Non senza qualche sorpresa, si vanno così delineando le condizioni per una riedizione – su basi del tutto nuove – di quel dialogo tra i “due soli” della politica e della religione. Come li chiamava Dante. Un’articolazione mai risolta nei tempi antichi e ancora tutta da costruire oggi. Ma quanto mai preziosa per aiutare a trovare la via del futuro. Nel mondo in cui viviamo, il punto di vista religioso può aiutare la politica – e con essa l’economia e la scienza – a realizzare quella fioritura dell’umanità a cui tutti, a parole, dicono di aspirare. Senza farsi rinchiudere nella logica indispensabile ma angusta degli interessi materiali o delle visioni di parte.
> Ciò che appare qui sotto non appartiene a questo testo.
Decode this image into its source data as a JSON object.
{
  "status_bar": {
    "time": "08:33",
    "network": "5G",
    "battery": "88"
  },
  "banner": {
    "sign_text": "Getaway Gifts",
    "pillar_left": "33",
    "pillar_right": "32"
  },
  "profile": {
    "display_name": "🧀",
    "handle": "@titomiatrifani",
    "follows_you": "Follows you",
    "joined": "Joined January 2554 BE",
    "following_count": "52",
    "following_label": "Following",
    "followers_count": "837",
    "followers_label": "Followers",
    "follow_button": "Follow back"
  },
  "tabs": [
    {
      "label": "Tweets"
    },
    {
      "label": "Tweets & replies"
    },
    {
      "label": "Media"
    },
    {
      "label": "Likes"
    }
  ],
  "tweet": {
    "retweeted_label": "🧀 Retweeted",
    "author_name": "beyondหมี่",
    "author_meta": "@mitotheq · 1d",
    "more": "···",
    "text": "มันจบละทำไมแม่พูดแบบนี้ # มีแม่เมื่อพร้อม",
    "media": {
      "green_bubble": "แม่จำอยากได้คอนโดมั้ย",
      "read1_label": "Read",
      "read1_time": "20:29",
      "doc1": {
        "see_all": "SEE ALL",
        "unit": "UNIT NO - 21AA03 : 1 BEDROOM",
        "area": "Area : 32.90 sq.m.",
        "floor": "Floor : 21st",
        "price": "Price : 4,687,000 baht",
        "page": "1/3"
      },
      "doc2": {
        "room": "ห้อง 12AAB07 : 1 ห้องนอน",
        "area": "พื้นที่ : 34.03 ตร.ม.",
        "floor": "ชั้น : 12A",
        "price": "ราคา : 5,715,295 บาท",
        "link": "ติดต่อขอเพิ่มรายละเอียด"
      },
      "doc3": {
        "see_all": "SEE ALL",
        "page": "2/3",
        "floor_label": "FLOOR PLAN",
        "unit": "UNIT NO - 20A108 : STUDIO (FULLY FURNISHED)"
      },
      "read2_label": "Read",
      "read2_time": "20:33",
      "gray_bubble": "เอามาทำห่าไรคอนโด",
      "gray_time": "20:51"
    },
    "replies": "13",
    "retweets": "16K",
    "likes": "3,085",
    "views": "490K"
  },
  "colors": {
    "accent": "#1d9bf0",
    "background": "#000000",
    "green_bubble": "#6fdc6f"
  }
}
Per la Chiesa essere premiata da un tale riconoscimento comporta una grande responsabilità. Da declinare in una duplice direzione. La prima ha a che fare con la qualità della sua presenza nel mondo. È rimasta impressa nella memoria collettiva l’espressione di Paolo VI che definì la Chiesa “maestra di umanità”. Una qualificazione che può essere rivendicata da un’istituzione che, unica al mondo, può vantare due millenni di storia. È infatti proprio il patrimonio di sapienza e conoscenza accumulato nel tempo che permette alla Chiesa di dare profondità al suo sguardo sul mondo. Ma non basta far conto su una così nobile tradizione. È infatti la capacità di rinnovare la vicinanza all’umano nelle sue pieghe più profonde e dimenticate che può continuare ad autorizzare la Chiesa a parlare a un mondo sempre più avanzato. E che proprio per questo rischia sempre di perdere dimensioni essenziali dell’esperienza umana. Se vuole continuare a essere voce di chi non ha voce presso quei poteri che spesso se ne dimenticano, la Chiesa è chiamata a rinnovare la sua vicinanza all’esperienza degli uomini e delle donne del nostro tempo. Vincendo le paure e gli irrigidimenti che spesso bloccano il respiro dello Spirito.
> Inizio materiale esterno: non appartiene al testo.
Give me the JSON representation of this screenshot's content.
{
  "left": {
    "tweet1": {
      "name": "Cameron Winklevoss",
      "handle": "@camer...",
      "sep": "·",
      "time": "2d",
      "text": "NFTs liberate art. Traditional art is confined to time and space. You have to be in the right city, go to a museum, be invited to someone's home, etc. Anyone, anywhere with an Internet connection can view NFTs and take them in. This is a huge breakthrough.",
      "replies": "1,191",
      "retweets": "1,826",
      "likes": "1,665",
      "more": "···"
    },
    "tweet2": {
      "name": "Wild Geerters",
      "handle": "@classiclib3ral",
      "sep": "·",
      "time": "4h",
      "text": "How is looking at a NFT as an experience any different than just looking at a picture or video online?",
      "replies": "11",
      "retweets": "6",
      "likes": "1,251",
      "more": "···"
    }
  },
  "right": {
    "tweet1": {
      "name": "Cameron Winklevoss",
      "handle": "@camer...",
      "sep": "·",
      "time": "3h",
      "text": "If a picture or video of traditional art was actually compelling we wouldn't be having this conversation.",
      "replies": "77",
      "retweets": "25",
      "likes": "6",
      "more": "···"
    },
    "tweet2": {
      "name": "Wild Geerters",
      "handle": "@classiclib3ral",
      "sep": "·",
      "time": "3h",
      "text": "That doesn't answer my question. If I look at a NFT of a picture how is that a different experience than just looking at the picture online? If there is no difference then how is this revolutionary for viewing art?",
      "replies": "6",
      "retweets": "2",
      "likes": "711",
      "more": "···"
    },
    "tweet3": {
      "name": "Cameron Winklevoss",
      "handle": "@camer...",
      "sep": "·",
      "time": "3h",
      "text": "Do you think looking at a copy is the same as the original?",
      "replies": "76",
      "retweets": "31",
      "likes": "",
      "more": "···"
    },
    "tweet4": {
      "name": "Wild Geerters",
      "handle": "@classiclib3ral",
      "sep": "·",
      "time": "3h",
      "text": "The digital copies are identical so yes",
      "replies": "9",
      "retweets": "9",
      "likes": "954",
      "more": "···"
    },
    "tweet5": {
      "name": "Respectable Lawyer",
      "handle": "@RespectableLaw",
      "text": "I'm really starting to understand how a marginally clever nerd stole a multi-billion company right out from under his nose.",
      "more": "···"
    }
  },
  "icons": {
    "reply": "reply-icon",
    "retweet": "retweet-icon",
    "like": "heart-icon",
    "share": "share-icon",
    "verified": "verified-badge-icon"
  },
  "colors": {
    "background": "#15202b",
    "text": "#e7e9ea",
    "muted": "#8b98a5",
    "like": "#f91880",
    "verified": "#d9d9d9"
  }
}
Una seconda direzione riguarda la profilatura che le religioni possono prendere nel mondo che si sta costruendo. Da una parte, proprio mentre viene riconosciuta nella sua autorevolezza, la Chiesa cattolica è chiamata ad allargare le braccia alle altre religioni, camminando con loro alla ricerca del senso profondo dell’esistenza umana. Viatico per raggiungere l’obiettivo, ancora lontano, della libertà religiosa. Al punto in cui siamo arrivati, il dialogo interreligioso è un orizzonte da cui non si può prescindere. Dall’altra, il riconoscimento di cui oggi la Santa Sede gode è un presupposto per confermare e rafforzare una chiara separazione tra il piano politico e quello religioso. Nel rispetto delle rispettive sfere che concorrono, da punti di vista diversi, alla piena fioritura dell’umano. È questo un passaggio obbligato per arrivare a realizzare un giorno una vera convivenza pacifica su scala planetaria. E per rendere feconda, nel groviglio delle società globale, la presenza della fede religiosa nelle sue diverse manifestazioni.